# Am I too anal or am I just sick?



## Javaman (Aug 2, 2013)

I just bought a CZ 75d pcr last week at the lgs. It works very fine, but after stopping there today I noticed a beautiful used p01 in the case. 

My instant thought was to trade mine for the p01 because of the NATO tests and the fact that it has a forged aluminum frame. 

I would appreciate your thoughts on this, since I am new to CZ firearms.


----------



## pic (Nov 14, 2009)

Keep the gun that's working fine , instead of trading on a used gun that may have issues,IMO .
If you want the the other cz buy it, and own them both.


----------



## high pockets (Apr 25, 2011)

Get 2, they're small!


----------



## berettatoter (Sep 1, 2011)

pic said:


> Keep the gun that's working fine , instead of trading on a used gun that may have issues,IMO .
> If you want the the other cz buy it, and own them both.

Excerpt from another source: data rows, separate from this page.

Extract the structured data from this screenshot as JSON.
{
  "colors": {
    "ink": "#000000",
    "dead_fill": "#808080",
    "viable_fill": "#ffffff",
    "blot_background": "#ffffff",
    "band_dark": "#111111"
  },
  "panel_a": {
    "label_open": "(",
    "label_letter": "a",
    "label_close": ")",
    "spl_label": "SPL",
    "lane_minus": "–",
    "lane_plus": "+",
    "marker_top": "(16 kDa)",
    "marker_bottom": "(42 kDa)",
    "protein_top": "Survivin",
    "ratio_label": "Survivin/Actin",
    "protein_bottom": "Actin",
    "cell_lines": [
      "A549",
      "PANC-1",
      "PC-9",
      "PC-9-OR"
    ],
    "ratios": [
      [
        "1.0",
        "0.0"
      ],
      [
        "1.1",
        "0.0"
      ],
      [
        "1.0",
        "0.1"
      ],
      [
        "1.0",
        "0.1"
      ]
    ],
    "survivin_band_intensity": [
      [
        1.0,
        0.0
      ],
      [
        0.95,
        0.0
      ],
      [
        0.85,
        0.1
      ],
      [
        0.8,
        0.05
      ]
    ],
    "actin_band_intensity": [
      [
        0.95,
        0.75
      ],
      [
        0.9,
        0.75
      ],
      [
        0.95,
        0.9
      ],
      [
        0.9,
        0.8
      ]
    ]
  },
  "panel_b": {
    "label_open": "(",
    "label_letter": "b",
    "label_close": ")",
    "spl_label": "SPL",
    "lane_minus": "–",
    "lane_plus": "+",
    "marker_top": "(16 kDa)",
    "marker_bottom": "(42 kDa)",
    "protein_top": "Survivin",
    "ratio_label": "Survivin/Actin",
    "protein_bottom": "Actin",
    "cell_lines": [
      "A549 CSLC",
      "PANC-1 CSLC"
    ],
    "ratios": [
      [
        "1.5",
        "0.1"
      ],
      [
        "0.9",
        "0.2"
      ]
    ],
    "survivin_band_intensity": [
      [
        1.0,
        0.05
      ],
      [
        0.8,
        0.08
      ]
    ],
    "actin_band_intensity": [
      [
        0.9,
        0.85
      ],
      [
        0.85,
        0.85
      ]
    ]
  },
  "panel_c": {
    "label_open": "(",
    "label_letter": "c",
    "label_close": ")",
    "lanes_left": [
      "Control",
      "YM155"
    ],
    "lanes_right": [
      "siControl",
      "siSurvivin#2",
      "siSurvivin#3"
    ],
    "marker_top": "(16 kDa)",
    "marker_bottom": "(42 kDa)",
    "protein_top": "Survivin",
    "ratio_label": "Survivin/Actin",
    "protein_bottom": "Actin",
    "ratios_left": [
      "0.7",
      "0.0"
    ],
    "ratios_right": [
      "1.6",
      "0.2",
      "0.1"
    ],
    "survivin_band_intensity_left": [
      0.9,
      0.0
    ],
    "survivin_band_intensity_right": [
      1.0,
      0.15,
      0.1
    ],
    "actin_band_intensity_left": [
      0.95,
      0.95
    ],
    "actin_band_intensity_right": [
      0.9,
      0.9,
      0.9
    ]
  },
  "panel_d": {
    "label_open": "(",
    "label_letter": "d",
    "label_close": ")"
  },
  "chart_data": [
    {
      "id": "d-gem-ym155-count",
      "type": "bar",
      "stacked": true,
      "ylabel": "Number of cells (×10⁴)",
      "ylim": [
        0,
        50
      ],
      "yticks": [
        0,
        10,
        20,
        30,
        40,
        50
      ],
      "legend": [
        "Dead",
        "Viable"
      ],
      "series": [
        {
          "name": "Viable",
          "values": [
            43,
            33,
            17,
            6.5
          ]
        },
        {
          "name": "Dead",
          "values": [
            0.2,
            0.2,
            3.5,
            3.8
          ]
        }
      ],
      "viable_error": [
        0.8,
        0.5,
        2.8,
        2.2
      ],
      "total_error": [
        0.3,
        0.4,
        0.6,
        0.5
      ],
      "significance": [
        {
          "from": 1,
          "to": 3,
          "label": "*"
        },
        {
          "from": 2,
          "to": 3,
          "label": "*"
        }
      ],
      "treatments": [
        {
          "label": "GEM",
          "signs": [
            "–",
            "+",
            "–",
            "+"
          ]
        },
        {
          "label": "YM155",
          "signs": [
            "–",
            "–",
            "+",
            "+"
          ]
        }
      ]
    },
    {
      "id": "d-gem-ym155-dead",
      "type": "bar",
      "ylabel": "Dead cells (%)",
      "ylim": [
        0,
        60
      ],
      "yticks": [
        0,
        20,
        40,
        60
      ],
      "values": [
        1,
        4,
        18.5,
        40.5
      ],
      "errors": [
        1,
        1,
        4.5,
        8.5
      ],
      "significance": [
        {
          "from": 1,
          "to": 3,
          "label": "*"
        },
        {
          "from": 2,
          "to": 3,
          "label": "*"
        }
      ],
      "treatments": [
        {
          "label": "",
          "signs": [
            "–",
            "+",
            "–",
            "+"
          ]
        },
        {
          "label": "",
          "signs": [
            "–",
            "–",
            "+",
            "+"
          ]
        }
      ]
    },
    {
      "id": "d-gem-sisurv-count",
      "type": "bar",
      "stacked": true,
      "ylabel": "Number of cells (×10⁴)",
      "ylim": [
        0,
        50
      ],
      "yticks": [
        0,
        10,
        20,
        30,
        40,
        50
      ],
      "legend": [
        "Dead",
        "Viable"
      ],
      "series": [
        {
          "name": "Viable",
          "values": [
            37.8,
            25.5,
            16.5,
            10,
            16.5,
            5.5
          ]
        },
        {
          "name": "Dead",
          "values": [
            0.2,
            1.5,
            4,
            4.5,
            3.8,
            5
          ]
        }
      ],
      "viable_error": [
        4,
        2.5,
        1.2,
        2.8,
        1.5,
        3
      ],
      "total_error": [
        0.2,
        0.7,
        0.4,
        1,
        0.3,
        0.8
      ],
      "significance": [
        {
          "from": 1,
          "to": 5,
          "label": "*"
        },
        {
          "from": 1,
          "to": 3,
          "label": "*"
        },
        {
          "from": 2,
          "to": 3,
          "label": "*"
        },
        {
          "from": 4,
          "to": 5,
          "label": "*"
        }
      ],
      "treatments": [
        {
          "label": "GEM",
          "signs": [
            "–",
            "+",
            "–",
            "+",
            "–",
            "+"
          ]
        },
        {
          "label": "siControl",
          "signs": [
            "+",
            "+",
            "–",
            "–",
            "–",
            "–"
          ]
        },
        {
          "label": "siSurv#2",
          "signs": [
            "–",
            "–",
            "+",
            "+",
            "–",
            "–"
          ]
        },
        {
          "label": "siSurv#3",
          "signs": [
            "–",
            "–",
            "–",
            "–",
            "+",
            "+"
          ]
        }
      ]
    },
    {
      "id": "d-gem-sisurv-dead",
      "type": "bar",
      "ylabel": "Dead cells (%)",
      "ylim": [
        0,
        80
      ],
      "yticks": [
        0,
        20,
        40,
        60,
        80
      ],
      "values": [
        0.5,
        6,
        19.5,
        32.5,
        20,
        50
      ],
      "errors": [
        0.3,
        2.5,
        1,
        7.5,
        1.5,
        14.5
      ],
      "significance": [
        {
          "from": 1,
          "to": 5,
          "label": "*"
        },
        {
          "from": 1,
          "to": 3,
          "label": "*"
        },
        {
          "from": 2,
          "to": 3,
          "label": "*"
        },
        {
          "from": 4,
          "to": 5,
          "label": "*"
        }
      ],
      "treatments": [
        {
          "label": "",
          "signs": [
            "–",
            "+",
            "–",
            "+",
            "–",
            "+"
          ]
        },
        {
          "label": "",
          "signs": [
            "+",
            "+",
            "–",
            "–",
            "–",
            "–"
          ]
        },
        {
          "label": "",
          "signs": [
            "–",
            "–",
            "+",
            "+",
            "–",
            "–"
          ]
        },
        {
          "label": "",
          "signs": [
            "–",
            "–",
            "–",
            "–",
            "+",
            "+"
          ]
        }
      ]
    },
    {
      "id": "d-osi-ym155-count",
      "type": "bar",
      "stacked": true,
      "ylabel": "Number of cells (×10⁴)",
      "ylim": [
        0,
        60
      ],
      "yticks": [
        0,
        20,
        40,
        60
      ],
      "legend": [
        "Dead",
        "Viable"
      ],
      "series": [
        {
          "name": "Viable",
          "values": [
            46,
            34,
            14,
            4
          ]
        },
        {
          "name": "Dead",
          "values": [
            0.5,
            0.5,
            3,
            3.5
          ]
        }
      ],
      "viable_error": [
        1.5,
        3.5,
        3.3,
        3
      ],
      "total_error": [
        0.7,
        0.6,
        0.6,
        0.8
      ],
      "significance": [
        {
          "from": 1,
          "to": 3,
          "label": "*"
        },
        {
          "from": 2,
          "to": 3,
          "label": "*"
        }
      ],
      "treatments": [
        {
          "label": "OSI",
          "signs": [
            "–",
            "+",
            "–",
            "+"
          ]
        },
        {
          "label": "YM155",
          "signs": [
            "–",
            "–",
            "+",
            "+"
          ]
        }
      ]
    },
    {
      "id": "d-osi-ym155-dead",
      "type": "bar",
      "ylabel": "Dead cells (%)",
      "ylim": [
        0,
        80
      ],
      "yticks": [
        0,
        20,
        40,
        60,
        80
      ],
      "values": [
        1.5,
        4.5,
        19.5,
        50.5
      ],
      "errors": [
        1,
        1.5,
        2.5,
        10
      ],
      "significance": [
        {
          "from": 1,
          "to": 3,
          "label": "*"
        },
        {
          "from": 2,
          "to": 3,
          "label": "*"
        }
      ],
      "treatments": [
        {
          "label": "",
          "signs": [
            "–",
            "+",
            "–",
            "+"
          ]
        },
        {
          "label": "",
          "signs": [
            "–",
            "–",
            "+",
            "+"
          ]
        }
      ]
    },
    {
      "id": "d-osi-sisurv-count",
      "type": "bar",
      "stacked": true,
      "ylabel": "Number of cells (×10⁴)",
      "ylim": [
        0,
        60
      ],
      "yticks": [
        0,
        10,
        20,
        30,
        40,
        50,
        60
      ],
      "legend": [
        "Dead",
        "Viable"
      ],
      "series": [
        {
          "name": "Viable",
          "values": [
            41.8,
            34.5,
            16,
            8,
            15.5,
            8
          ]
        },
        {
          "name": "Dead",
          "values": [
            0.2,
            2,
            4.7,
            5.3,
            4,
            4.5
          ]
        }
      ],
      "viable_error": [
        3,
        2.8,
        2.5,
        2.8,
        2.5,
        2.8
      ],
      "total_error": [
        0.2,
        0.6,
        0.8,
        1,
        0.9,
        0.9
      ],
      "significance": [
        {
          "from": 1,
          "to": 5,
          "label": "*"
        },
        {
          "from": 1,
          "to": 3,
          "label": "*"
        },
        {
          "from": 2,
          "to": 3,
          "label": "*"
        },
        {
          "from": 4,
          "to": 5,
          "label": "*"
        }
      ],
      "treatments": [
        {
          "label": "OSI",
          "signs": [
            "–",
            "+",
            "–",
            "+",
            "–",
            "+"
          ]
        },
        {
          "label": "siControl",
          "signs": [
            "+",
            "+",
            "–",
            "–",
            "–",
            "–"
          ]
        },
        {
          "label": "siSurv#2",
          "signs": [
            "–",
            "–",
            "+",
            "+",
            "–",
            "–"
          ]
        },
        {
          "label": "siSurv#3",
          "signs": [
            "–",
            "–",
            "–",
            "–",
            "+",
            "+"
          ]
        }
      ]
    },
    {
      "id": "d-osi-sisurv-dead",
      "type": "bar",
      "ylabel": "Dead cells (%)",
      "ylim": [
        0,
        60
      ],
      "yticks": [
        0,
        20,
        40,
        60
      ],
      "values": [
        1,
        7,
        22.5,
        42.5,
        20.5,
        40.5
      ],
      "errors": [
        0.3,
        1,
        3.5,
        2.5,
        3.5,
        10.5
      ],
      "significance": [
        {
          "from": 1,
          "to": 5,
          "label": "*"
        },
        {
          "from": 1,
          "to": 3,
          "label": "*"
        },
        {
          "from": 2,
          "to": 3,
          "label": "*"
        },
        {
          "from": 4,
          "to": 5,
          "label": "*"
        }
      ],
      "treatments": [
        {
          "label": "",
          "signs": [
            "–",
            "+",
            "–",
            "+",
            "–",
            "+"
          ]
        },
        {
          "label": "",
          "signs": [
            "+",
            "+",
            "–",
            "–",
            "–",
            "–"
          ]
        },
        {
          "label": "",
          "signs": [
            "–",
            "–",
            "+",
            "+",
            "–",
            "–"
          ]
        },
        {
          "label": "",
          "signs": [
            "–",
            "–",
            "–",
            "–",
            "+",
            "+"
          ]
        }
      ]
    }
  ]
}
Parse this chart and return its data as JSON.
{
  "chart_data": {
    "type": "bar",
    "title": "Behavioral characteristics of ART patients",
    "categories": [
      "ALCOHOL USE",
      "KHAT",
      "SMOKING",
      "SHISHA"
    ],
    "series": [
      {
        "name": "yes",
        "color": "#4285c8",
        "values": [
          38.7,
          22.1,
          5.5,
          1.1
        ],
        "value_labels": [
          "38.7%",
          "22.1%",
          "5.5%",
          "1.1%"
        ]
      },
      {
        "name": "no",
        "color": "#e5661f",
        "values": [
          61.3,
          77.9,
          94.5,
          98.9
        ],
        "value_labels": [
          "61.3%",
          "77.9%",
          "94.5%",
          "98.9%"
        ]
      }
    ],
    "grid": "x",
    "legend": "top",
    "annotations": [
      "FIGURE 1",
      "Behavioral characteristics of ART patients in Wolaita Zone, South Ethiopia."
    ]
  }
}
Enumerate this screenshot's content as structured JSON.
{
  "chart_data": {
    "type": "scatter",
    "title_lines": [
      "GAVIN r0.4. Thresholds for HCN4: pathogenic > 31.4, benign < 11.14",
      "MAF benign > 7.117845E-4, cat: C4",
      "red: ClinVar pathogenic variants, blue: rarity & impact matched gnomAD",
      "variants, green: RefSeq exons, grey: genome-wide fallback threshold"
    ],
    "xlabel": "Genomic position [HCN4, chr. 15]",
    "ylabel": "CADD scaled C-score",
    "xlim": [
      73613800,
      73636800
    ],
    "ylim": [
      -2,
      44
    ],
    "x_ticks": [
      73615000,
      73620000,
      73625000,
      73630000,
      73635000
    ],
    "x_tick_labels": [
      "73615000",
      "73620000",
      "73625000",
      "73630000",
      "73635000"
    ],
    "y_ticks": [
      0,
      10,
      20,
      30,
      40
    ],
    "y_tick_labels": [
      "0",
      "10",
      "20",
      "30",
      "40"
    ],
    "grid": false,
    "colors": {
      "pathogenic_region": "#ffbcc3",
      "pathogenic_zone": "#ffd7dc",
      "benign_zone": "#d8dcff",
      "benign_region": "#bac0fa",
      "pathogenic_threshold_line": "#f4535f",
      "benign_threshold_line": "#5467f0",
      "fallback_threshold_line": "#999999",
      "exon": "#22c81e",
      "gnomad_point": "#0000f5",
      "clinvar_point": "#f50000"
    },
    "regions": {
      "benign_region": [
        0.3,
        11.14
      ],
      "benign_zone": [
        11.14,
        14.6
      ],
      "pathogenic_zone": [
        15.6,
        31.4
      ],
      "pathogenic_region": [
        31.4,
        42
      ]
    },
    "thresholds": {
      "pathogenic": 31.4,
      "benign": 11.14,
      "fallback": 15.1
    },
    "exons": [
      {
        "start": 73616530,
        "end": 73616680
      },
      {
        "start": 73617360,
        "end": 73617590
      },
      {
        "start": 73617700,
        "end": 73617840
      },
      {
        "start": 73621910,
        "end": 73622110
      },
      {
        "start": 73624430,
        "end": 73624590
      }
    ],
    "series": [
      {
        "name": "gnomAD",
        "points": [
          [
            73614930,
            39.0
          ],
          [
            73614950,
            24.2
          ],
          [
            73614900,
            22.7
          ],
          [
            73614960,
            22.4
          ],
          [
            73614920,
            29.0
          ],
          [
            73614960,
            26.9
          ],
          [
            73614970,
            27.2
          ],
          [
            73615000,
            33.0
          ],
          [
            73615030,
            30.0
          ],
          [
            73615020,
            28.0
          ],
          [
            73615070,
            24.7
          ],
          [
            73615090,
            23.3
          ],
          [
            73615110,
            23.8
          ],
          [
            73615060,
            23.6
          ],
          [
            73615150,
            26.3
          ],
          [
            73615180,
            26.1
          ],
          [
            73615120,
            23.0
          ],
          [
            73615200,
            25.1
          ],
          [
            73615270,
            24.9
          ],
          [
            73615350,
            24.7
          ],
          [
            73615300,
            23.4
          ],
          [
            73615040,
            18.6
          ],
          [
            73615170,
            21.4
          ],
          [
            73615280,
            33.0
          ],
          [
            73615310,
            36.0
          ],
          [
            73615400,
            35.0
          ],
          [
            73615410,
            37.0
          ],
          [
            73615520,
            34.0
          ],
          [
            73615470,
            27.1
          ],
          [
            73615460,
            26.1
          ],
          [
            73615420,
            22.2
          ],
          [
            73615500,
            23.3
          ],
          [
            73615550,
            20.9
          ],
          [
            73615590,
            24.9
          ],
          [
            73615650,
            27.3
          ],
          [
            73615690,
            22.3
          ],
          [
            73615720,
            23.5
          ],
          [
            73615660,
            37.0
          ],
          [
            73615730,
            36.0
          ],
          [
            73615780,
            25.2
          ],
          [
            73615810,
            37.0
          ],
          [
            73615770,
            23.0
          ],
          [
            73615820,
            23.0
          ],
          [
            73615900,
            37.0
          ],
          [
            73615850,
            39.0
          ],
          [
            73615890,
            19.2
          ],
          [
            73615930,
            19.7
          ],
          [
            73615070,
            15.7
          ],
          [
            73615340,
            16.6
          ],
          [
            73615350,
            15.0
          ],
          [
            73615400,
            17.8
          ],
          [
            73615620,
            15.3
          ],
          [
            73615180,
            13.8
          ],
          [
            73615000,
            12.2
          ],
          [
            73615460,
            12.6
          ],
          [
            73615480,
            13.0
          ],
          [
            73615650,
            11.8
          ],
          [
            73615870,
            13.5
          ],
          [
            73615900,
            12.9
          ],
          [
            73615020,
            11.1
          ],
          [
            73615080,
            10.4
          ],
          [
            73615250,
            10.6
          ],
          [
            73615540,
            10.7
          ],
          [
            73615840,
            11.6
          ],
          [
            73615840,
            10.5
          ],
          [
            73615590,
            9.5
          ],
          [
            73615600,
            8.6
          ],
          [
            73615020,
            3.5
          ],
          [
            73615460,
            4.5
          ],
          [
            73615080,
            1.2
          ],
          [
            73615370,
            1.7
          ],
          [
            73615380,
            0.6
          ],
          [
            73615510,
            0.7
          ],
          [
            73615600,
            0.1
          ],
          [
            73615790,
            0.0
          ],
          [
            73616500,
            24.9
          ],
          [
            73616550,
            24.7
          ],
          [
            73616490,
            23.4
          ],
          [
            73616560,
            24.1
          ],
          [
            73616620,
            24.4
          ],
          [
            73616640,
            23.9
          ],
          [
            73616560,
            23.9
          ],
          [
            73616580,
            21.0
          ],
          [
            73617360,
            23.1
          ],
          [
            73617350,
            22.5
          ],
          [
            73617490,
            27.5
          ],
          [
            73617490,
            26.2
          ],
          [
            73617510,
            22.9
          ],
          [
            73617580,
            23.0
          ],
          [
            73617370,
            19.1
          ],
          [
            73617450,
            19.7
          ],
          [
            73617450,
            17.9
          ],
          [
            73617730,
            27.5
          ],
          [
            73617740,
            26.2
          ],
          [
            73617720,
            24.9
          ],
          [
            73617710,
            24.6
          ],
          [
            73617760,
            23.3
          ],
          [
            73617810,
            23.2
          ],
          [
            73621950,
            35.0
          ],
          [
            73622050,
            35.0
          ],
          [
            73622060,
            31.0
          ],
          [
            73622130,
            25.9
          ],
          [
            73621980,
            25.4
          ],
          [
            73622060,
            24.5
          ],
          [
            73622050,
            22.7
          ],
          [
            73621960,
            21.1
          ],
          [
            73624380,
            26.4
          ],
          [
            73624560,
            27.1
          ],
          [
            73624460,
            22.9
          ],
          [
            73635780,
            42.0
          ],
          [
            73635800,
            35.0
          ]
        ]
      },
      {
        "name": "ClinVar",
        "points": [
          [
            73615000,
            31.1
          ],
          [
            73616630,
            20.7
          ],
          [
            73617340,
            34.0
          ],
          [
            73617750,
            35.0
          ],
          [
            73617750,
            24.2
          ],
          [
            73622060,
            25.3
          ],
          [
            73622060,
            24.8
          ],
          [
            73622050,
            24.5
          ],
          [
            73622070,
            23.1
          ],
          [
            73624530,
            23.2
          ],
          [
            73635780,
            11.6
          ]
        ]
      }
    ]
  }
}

This is good advice here. The CZ 75 is an awesome gun. Save your money until you can buy the second gun, I know its hard, but don't give in. KEEP THE 75!:smt1099


----------



## prevost (Aug 29, 2012)

This should help..The Gun Addict Song - YouTube


----------



## Javaman (Aug 2, 2013)

I took out the pcr today. I was testing out the trigger after I dry fired it 1000 times, with snap caps of course. The trigger did feel a little smoother. I only shot about 60 rounds but it shot very accurately. I put the last target at 50 feet and had a 10 shot group of five inches. This was done off hand. Although it's not a splendid display of accuracy it's good enough for me. A better shooter could have done better. Being new to cz I think I a made a wise purchase. Thanks for the advice to keep the 75. It's a shooter.


----------



## jtguns (Sep 25, 2011)

If you can afford it always buy never sell a firearm, that way you always have more fun with a choice of what to play with.


----------